The connection between condition monitoring and T-4 is not theoretical. As Midwest Polymers discovered, once you wire your data into a rolling schedule, the plant stops asking, “What did we miss?” and starts asking, “What risk did we deliberately remove this week?”
SMRP Metric Appendix
Note: Names and general definitions are aligned with SMRP Best Practices; “typical best-in-class targets” are based on published industry guidance and may vary by sector. The maturity levels and example targets discussed in this article are also informed by the Electric Power Research Institute’s Best Practice Guideline for Maintenance Planning and Scheduling (EPRI, Palo Alto, CA, 2000, Report 1000320), adapted here for general industrial use. For readers who want the original source, the report is available from the Electric Power Research Institute at www.epri.com by searching for “1000320” or the report title.
1. Planned Work (%) – SMRP 5.3.1
Definition (paraphrased):
The proportion of maintenance labor hours spent on jobs that were planned in advance (with defined scope, estimated hours, parts identified, and materials available) versus all maintenance labor hours in the period.
Formula:
Planned Work (%) = (Planned Maintenance Labor Hours ÷ Total Maintenance Labor Hours) × 100
Typical best-in-class target:
85–90% of total maintenance labor hours.
2. Reactive Work (%) – SMRP 5.4.1 (Reactive / Emergency Work)
Definition (paraphrased):
The proportion of maintenance labor hours spent on reactive (unplanned, emergency, or urgent) work relative to total maintenance labor hours.
Formula:
Reactive Work (%) = (Reactive Maintenance Labor Hours ÷ Total Maintenance Labor Hours) × 100
Typical best-in-class target:
Below 10–15% of total maintenance labor hours.
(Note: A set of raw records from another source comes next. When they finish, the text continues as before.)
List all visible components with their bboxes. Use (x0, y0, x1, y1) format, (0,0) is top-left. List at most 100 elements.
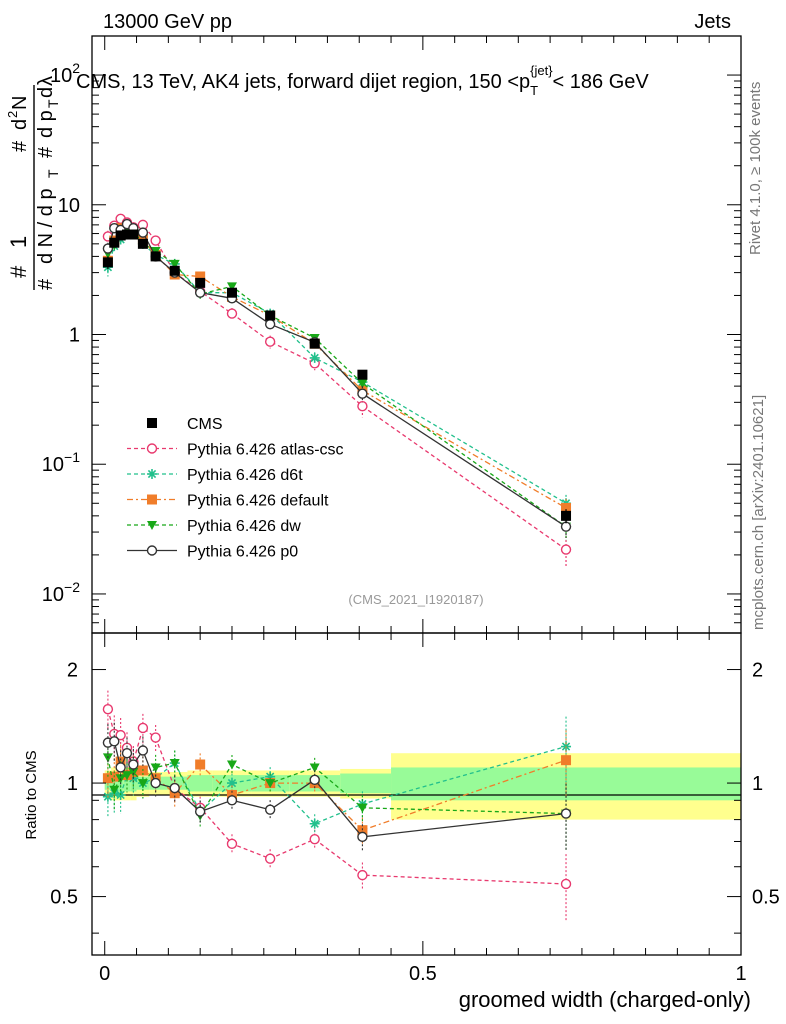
data-point (195, 271, 206, 282)
data-point (226, 287, 237, 298)
data-point (150, 235, 161, 246)
ratio-point (109, 785, 120, 795)
title-post: < 186 GeV (553, 71, 650, 93)
band-stat (340, 773, 392, 794)
ratio-point (128, 767, 139, 777)
ratio-plot-frame (91, 632, 742, 956)
y-tick-label: 102 (50, 60, 80, 87)
data-point (128, 229, 139, 240)
ratio-line (107, 757, 567, 817)
ratio-y-label: Ratio to CMS (23, 750, 40, 839)
title-pre: CMS, 13 TeV, AK4 jets, forward dijet reg… (76, 71, 530, 93)
data-point (121, 229, 132, 240)
ratio-point (128, 759, 139, 770)
legend-item: Pythia 6.426 atlas-csc (127, 442, 344, 459)
ratio-point (137, 722, 149, 734)
data-point (264, 336, 276, 347)
ratio-point (264, 853, 276, 864)
x-tick-label: 0.5 (409, 963, 437, 985)
legend-label: CMS (187, 416, 223, 433)
ratio-tick-label-right: 1 (752, 773, 763, 795)
data-point (137, 238, 148, 249)
ratio-tick-label-right: 0.5 (752, 887, 780, 909)
band-stat (123, 775, 131, 792)
ratio-point (195, 759, 206, 770)
legend-label: Pythia 6.426 atlas-csc (187, 442, 344, 459)
ratio-point (115, 729, 126, 741)
y-tick-label: 1 (69, 325, 80, 347)
rivet-label: Rivet 4.1.0, ≥ 100k events (747, 82, 764, 255)
data-point (137, 227, 149, 238)
ratio-tick-label-left: 1 (67, 773, 78, 795)
watermark: (CMS_2021_I1920187) (348, 592, 483, 607)
legend-label: Pythia 6.426 dw (187, 518, 301, 535)
svg-text:N: N (9, 96, 31, 110)
y-tick-label: 10−2 (42, 579, 80, 606)
data-point (226, 308, 238, 319)
ratio-point (137, 745, 149, 756)
ratio-point (115, 762, 126, 773)
svg-text:T: T (45, 99, 61, 108)
series-cms (102, 229, 572, 524)
ratio-point (150, 763, 161, 773)
data-point (561, 502, 572, 513)
data-point (560, 521, 572, 532)
ratio-point (226, 838, 238, 850)
band-stat (187, 775, 213, 792)
svg-text:#: # (35, 278, 57, 290)
svg-text:#: # (9, 140, 31, 152)
x-axis-label: groomed width (charged-only) (459, 987, 751, 1012)
ratio-point (357, 831, 368, 843)
legend-marker (147, 521, 157, 530)
mcplots-label: mcplots.cern.ch [arXiv:2401.10621] (750, 395, 767, 630)
data-point (560, 544, 572, 555)
svg-text:d p: d p (35, 110, 57, 138)
title-sup: {jet} (530, 63, 553, 78)
title-sub: T (530, 83, 538, 98)
ratio-point (309, 818, 320, 829)
svg-text:λ: λ (35, 76, 57, 86)
svg-text:#: # (6, 265, 31, 278)
ratio-point (264, 804, 276, 815)
legend-item: Pythia 6.426 d6t (127, 467, 303, 484)
ratio-series-pythia-6-426-p0 (102, 722, 572, 851)
ratio-point (309, 774, 320, 786)
data-point (264, 319, 276, 330)
ratio-point (226, 760, 237, 770)
legend-label: Pythia 6.426 d6t (187, 467, 303, 484)
data-point (102, 257, 113, 268)
ratio-point (357, 869, 368, 881)
header-left: 13000 GeV pp (103, 11, 232, 33)
ratio-point (265, 779, 276, 789)
ratio-point (121, 748, 133, 759)
data-point (169, 265, 180, 276)
legend-marker (147, 418, 157, 428)
data-point (357, 401, 368, 412)
ratio-point (150, 777, 161, 789)
ratio-point (561, 755, 572, 766)
ratio-point (137, 779, 148, 789)
ratio-point (169, 782, 180, 794)
data-point (561, 510, 572, 521)
ratio-point (121, 771, 132, 781)
data-point (226, 282, 237, 292)
ratio-point (357, 803, 368, 813)
data-point (309, 338, 320, 349)
legend-item: CMS (147, 416, 223, 433)
svg-text:T: T (45, 169, 61, 178)
ratio-point (309, 833, 320, 845)
legend-item: Pythia 6.426 p0 (127, 544, 298, 561)
legend-label: Pythia 6.426 p0 (187, 544, 298, 561)
ratio-point (194, 806, 206, 817)
data-point (109, 237, 120, 248)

3. Schedule Compliance (%) – SMRP 5.4.3 (Hours)
Definition (paraphrased):
The degree to which the maintenance organization completes the labor hours that were included on the frozen schedule for a defined period (typically the weekly schedule).
Formula (hours-based):
Schedule Compliance (%) = (Actual Labor Hours Worked on Scheduled Jobs ÷ Total Labor Hours in the Frozen Schedule) × 100
Typical best-in-class target:
80–90%+ for a realistically loaded schedule; some references cite 90–100% for highly mature organizations.
4. PM and PdM Completion (%) – PM / PdM Compliance
Definition (paraphrased):
The percentage of preventive and condition-based maintenance tasks that are completed on or before their scheduled due date, within the defined grace period.
Formula:
PM/PdM Completion (%) = (Number of PM/PdM Tasks Completed on Time ÷ Number of PM/PdM Tasks Scheduled) × 100
Typical best-in-class target:
≥ 90% on-time completion for PM and PdM tasks.
5. Ready Backlog (Weeks of Work) – SMRP 5.4.9 (Ready Backlog)
Definition (paraphrased):
The total volume of fully planned and material-ready work in the backlog, expressed as the number of weeks it would take to complete using normal crew capacity.
Formula:
Ready Backlog (Weeks) = Ready Backlog Labor Hours ÷ (Average Weekly Available Maintenance Labor Hours)
Typical best-in-class target:
2–4 weeks of ready backlog; more than ~6 weeks often indicates excessive backlog and prioritization issues.